Note that this is a “half-assignment” in order to fit it in before Spring Break, and it will only count for 50 points. Note that problems 2 and 3 are programming challenges – there is information in Canvas about how to submit solutions for these problems. Also note that the first two problems together are worth 88% of your grade. That means you can get a high B without solving the final programming challenge, but to get an A you’ll need to solve both challenges!
(35 points) Consider multiplying six matrices together, with the following sizes:
\(A_1\): \(8\times 14\)
\(A_2\): \(14\times 4\)
\(A_3\): \(4\times 12\)
\(A_4\): \(12\times 4\)
\(A_5\): \(4\times 10\)
\(A_6\): \(10\times 16\)
If you just did the multiplications from left-to-right, as \((((((A_1 A_2) A_3) A_4) A_5) A_6)\), how many scalar multiplications are performed?
Work through the Matrix-Chain-Order algorithm for these matrix sizes, producing the \(m\) and \(s\) arrays, and then showing the optimal parenthesization for the product.
How many scalar multiplications are required in this ordering?
(Programming Challenge – 9 points) You have decided to put your computer science skills to good use while working in the lumber section of Home Depot. Decorative molding comes from the distributor in \(n\) foot long pieces, but you can sell it in pieces of any integer length. Different pieces have different values, and you are given a handy-dandy table that gives the value for each possible length. Your task is to figure out how to cut up an \(n\)-foot long piece to sell it for the maximum possible amount.
Consider this example: A trending BricBrak video shows how to make a totally adorable craft project that uses 5-foot lengths of molding, so your store has been inundated with BricBrakers willing to pay a premium for pieces cut to 5 feet long. Unfortunately, boards come in 8-foot lengths, so cutting a 5-foot piece would leave you with a 3-foot left-over that isn’t worth much. Given the following table of prices, is it better to cut the molding to produce 5-foot pieces (and do you cut the 3-foot piece up further), or is there a better strategy?
Length (feet): 1 2 3 4 5 6 7 8
Value (dollars): 2 5 6 7 14 15 16 18
It turns out that the best strategy in this situation is to cut the 8-foot board into three pieces with lengths 1, 2, and 5, for a total value of 2+5+14 = 21 dollars.

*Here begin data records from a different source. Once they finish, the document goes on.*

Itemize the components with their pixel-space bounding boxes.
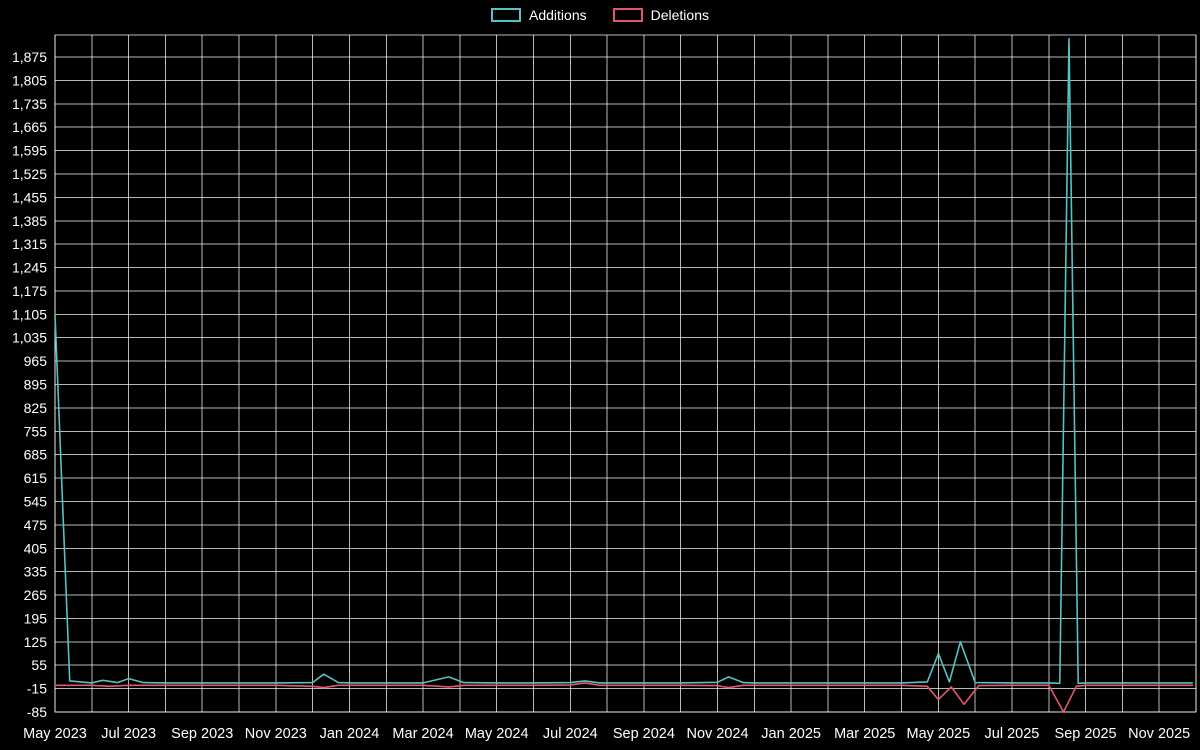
y-tick-label: 1,735 — [12, 96, 47, 112]
x-tick-label: Mar 2024 — [392, 726, 453, 742]
y-tick-label: 1,875 — [12, 49, 47, 65]
x-tick-label: Sep 2025 — [1055, 726, 1117, 742]
deletions-swatch — [612, 8, 643, 22]
y-tick-label: 685 — [24, 447, 48, 463]
x-tick-label: May 2023 — [23, 726, 87, 742]
x-tick-label: Sep 2023 — [171, 726, 233, 742]
y-tick-label: 335 — [24, 564, 48, 580]
y-tick-label: -85 — [27, 704, 47, 720]
y-tick-label: 405 — [24, 540, 48, 556]
y-tick-label: 1,315 — [12, 236, 47, 252]
y-tick-label: 1,175 — [12, 283, 47, 299]
chart-legend: Additions Deletions — [0, 6, 1200, 24]
x-tick-label: Mar 2025 — [834, 726, 895, 742]
y-tick-label: 545 — [24, 493, 48, 509]
y-axis-labels: -85 -15 55 125 195 265 335 405 475 545 615 685 755 82… — [12, 49, 47, 720]
x-tick-label: Jul 2024 — [543, 726, 598, 742]
y-tick-label: 615 — [24, 470, 48, 486]
y-tick-label: 965 — [24, 353, 48, 369]
x-tick-label: Nov 2023 — [245, 726, 307, 742]
series-line-additions — [54, 37, 1194, 685]
y-tick-label: 1,665 — [12, 119, 47, 135]
x-tick-label: Jul 2023 — [101, 726, 156, 742]
y-tick-label: 755 — [24, 423, 48, 439]
y-tick-label: 125 — [24, 634, 48, 650]
y-tick-label: 1,385 — [12, 213, 47, 229]
y-tick-label: 1,525 — [12, 166, 47, 182]
y-tick-label: 195 — [24, 610, 48, 626]
y-tick-label: 265 — [24, 587, 48, 603]
y-tick-label: 895 — [24, 377, 48, 393]
x-tick-label: Sep 2024 — [613, 726, 675, 742]
legend-item-deletions[interactable]: Deletions — [612, 6, 709, 24]
x-tick-label: Jan 2025 — [761, 726, 821, 742]
y-tick-label: 1,595 — [12, 143, 47, 159]
legend-item-additions[interactable]: Additions — [491, 6, 587, 24]
y-tick-label: 1,105 — [12, 306, 47, 322]
x-tick-label: May 2025 — [907, 726, 971, 742]
y-tick-label: 825 — [24, 400, 48, 416]
additions-swatch — [491, 8, 522, 22]
y-tick-label: 475 — [24, 517, 48, 533]
y-tick-label: 1,035 — [12, 330, 47, 346]
y-tick-label: 1,245 — [12, 260, 47, 276]
y-tick-label: -15 — [27, 681, 47, 697]
x-tick-label: Nov 2025 — [1128, 726, 1190, 742]
grid-lines — [54, 35, 1197, 713]
y-tick-label: 1,805 — [12, 72, 47, 88]
plot-frame — [54, 34, 1197, 713]
legend-label-additions: Additions — [529, 7, 587, 23]
legend-label-deletions: Deletions — [650, 7, 709, 23]
x-tick-label: Jul 2025 — [985, 726, 1040, 742]
x-tick-label: May 2024 — [465, 726, 529, 742]
x-axis-labels: May 2023 Jul 2023 Sep 2023 Nov 2023 Jan 2024… — [23, 726, 1190, 742]
y-tick-label: 55 — [31, 657, 47, 673]
x-tick-label: Jan 2024 — [320, 726, 380, 742]
x-tick-label: Nov 2024 — [686, 726, 748, 742]
y-tick-label: 1,455 — [12, 189, 47, 205]
series-line-deletions — [54, 682, 1194, 713]
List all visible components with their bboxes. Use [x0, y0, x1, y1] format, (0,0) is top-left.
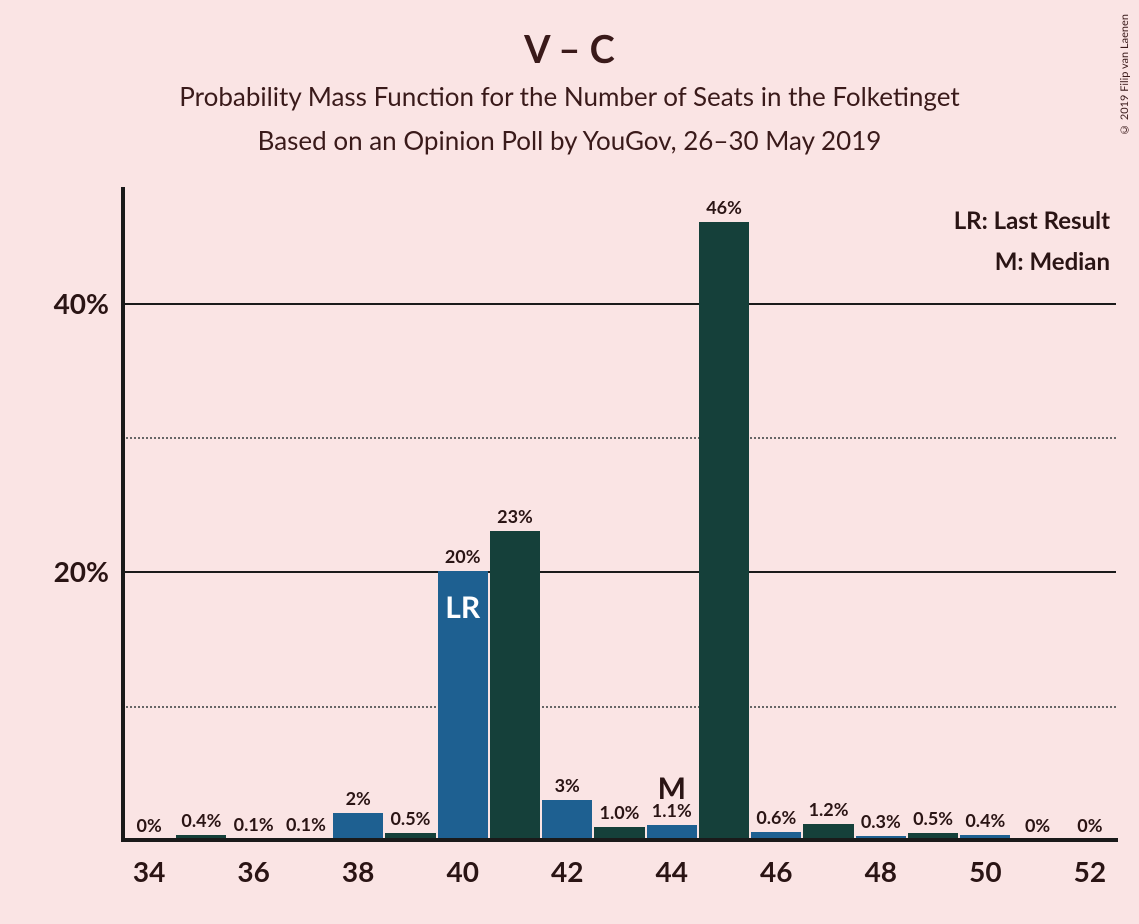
x-tick-label: 38	[342, 840, 374, 888]
bar-label: 0.5%	[390, 807, 430, 833]
bar-label: 0.3%	[861, 810, 901, 836]
x-tick-label: 40	[446, 840, 478, 888]
grid-major	[123, 303, 1116, 305]
bar-label: 0.4%	[181, 809, 221, 835]
bar-label: 0.6%	[756, 806, 796, 832]
marker-lr: LR	[438, 589, 488, 625]
x-axis	[121, 838, 1118, 842]
x-tick-label: 44	[656, 840, 688, 888]
bar-blue: 2%	[333, 813, 383, 840]
bar-label: 0.1%	[234, 813, 274, 839]
bar-label: 23%	[497, 505, 533, 531]
legend-m: M: Median	[954, 242, 1110, 283]
bar-label: 0.5%	[913, 807, 953, 833]
bar-label: 1.0%	[600, 801, 640, 827]
copyright-text: © 2019 Filip van Laenen	[1118, 14, 1131, 136]
bar-label: 1.2%	[809, 798, 849, 824]
grid-major	[123, 571, 1116, 573]
bar-chart: LR: Last Result M: Median 20%40%34363840…	[123, 195, 1116, 840]
x-tick-label: 52	[1074, 840, 1106, 888]
grid-minor	[123, 706, 1116, 708]
bar-green: 46%	[699, 222, 749, 840]
chart-subtitle-line1: Probability Mass Function for the Number…	[0, 80, 1139, 112]
x-tick-label: 34	[133, 840, 165, 888]
bar-label: 0.1%	[286, 813, 326, 839]
y-tick-label: 20%	[54, 554, 123, 588]
y-tick-label: 40%	[54, 286, 123, 320]
marker-m: M	[647, 770, 697, 806]
x-tick-label: 50	[969, 840, 1001, 888]
bar-label: 3%	[555, 774, 580, 800]
bar-label: 0%	[137, 814, 162, 840]
x-tick-label: 36	[237, 840, 269, 888]
bar-label: 0%	[1025, 814, 1050, 840]
legend-lr: LR: Last Result	[954, 201, 1110, 242]
bar-label: 0%	[1077, 814, 1102, 840]
bar-label: 46%	[706, 196, 742, 222]
legend: LR: Last Result M: Median	[954, 201, 1110, 283]
x-tick-label: 46	[760, 840, 792, 888]
x-tick-label: 42	[551, 840, 583, 888]
grid-minor	[123, 437, 1116, 439]
bar-label: 2%	[346, 787, 371, 813]
bar-blue: 3%	[542, 800, 592, 840]
bar-label: 20%	[445, 545, 481, 571]
chart-subtitle-line2: Based on an Opinion Poll by YouGov, 26–3…	[0, 124, 1139, 156]
bar-label: 0.4%	[965, 809, 1005, 835]
x-tick-label: 48	[865, 840, 897, 888]
chart-title: V – C	[0, 26, 1139, 72]
bar-green: 23%	[490, 531, 540, 840]
y-axis	[121, 187, 125, 840]
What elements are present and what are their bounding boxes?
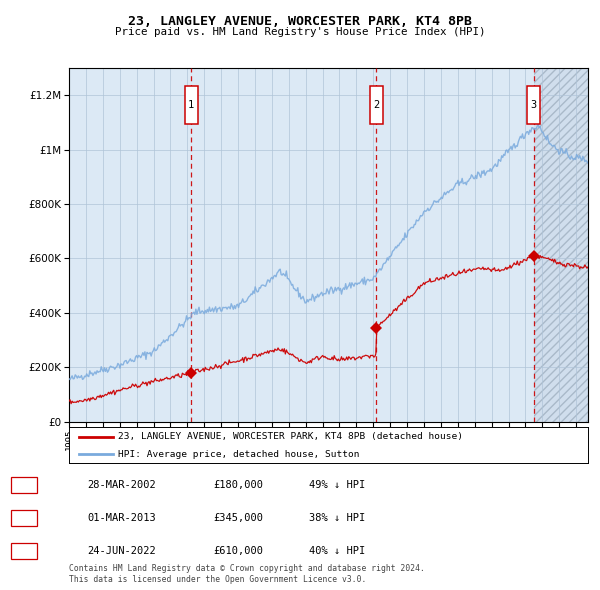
Text: 23, LANGLEY AVENUE, WORCESTER PARK, KT4 8PB (detached house): 23, LANGLEY AVENUE, WORCESTER PARK, KT4 … bbox=[118, 432, 463, 441]
Text: 28-MAR-2002: 28-MAR-2002 bbox=[87, 480, 156, 490]
Text: £610,000: £610,000 bbox=[213, 546, 263, 556]
Text: £345,000: £345,000 bbox=[213, 513, 263, 523]
Text: Price paid vs. HM Land Registry's House Price Index (HPI): Price paid vs. HM Land Registry's House … bbox=[115, 27, 485, 37]
Text: This data is licensed under the Open Government Licence v3.0.: This data is licensed under the Open Gov… bbox=[69, 575, 367, 584]
FancyBboxPatch shape bbox=[185, 86, 197, 124]
Text: 3: 3 bbox=[530, 100, 536, 110]
Bar bbox=[533, 68, 588, 422]
Text: 24-JUN-2022: 24-JUN-2022 bbox=[87, 546, 156, 556]
FancyBboxPatch shape bbox=[370, 86, 383, 124]
Bar bbox=[533, 68, 588, 422]
FancyBboxPatch shape bbox=[527, 86, 540, 124]
Text: 1: 1 bbox=[188, 100, 194, 110]
Text: Contains HM Land Registry data © Crown copyright and database right 2024.: Contains HM Land Registry data © Crown c… bbox=[69, 565, 425, 573]
Text: 2: 2 bbox=[373, 100, 379, 110]
Text: 40% ↓ HPI: 40% ↓ HPI bbox=[309, 546, 365, 556]
Text: HPI: Average price, detached house, Sutton: HPI: Average price, detached house, Sutt… bbox=[118, 450, 360, 458]
Text: 38% ↓ HPI: 38% ↓ HPI bbox=[309, 513, 365, 523]
Text: £180,000: £180,000 bbox=[213, 480, 263, 490]
Text: 2: 2 bbox=[21, 513, 27, 523]
Text: 01-MAR-2013: 01-MAR-2013 bbox=[87, 513, 156, 523]
Text: 3: 3 bbox=[21, 546, 27, 556]
Text: 23, LANGLEY AVENUE, WORCESTER PARK, KT4 8PB: 23, LANGLEY AVENUE, WORCESTER PARK, KT4 … bbox=[128, 15, 472, 28]
Text: 1: 1 bbox=[21, 480, 27, 490]
Text: 49% ↓ HPI: 49% ↓ HPI bbox=[309, 480, 365, 490]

Program Input: The input to this problem will have the integer \(n\) on the first line, followed by \(n\) lines giving the value of lengths 1 through \(n\). The input for our example problem would look like this:
8
2
5
6
7
14
15
16
18
Program Output: The output should consist of the lengths of pieces, from smallest to largest, with each length on its own line. Note that if you have multiple pieces of the same length, that appears in the output as multiple lines with the same length printed. There may be multiple solutions with the same optimal cost, and in that case any such solution will be accepted in the output. Here is what the output for the example should look like:
1
2
5
Program Constraints: Your program must be able to process inputs with values of \(n\) between 1 and 6000 in under 10 seconds.
(Programming challenge – 6 points) Given your great work in the last problem, maximizing profit for your employer, they give you a promotion to working with plywood sheets. The sheets come in \(n\)-foot by \(n\)-foot square sheets, and when you cut a piece you must cut all the way across it. However, you can cut in either dimension. Now each \(x\)-by-\(y\) size has a value, and these are given in the input. For the prices given in the sample input below, here is a picture of an optimal cutting (numbers are the value of each piece), giving pieces with a total value of 374.
The first cut takes the 5-by-5 sheet and cuts it into two pieces, one being 2-by-5 and the other being 3-by-5. There is no sequence of cuts that gives higher total value than this.
Program Input: The input to this problem consists of a number \(n\) on a line, followed by \(n\) lines with \(n\) values on each line. This is a matrix of costs, with the [1,1] position given first. The following is a sample input, which results in the optimal cuts shown in the picture above:
5
10 22 36 44 50
22 50 70 90 110
36 70 180 190 200
44 90 190 200 230
50 110 200 220 250
Program Output: The output should consist of just one number on a line by itself, giving the maximum possible value for any sequence of cuts. The output for this example would look like this:
374
Program Constraints: Your program must be able to process inputs with values of \(n\) between 1 and 250 in under 10 seconds.